The serenity which we had always enjoyed in Lesotho is now gone. In place of peace, there is now fear. We are living in fear and sleeping in fear.
With the police on the back-foot, Basotho are beginning to conclude that they are now virtually on their own.
These are indeed desperate times.
The government will need to explore much more robust policing methods and step up security across the capital if it is to restore the calm and tranquility that we have always known among our people.
What the recent armed robberies have also done is to expose the embarrassingly shambolic state of policing in Lesotho.
What the robberies have demonstrated is that the Lesotho Mounted Police Service (LMPS), which has been starved of financial and material resources for years, is clearly in no position to fight crime and win.
This is an institution that has a single vehicle for the whole of Maseru.
With a population of close to 400 000 people in Maseru, the dire lack of vehicles seems to have emboldened criminals who seem to know full well that the police’s reaction time will always be awful.
The government is surely aware of this dire lack of resources for the police. Sadly, nothing appears to have been done, for years, to address this pressing need.

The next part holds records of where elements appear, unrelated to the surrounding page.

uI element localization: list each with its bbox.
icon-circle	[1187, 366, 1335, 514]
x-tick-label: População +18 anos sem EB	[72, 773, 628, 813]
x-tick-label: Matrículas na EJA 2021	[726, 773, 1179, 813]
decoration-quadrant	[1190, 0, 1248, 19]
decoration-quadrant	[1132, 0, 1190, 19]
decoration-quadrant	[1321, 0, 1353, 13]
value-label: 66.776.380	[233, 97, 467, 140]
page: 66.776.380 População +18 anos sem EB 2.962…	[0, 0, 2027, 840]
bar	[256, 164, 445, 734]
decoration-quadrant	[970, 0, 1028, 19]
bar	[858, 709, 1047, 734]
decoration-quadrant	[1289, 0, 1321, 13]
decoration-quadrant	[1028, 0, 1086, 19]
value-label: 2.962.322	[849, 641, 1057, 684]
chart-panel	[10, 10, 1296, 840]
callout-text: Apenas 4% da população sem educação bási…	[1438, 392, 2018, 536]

Instead of ploughing resources in the LMPS so that we empower our police to fight crime, the government has often chosen to allocate such resources elsewhere.
Why on earth, for instance, does a government minister need three vehicles?

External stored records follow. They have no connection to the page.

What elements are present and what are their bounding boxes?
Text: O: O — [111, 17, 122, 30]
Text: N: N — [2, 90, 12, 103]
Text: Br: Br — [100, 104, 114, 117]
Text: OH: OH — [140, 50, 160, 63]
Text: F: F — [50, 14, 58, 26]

Such shocking profligacy is certainly unwarranted in a country like Lesotho where resources are often scarce.
The lack of financial and material resources has only compounded what is already an extremely dire situation in the LMPS.
This is a police service with a cocktail of its own problems that range from a demoralised staff that often fights for better pay to a police that appears still stuck in its old way of doing things when it comes to training and fighting crime.
A lot will therefore need to be done if the government is to jerk the LMPS and ensure it is fit for purpose. That task is urgent given the events of the last few months. The police must be prepared to fight fire with fire.
They must take the battle to the criminals. Gone are the days when Basotho would let their guard down thinking this is a peaceful society. We are living in extremely violent times when criminals have become more daring.
What this also shows is that we are in the throes of a major economic depression. Violent crime is likely to continue rising.
With no prospect of earning a living through legitimate means, desperate youths are likely to resort to deadly violence with absolutely no regard for the consequences.
The new government to be elected into power in October must convene an urgent national jobs summit to look at how to arrest these social ills. If we fail to come up with creative ways to generate new jobs, we are doomed. The anger amongst our young people will manifest itself in violent bursts of crime such as we have seen in the last three months.
The consequences are just too ghastly to contemplate.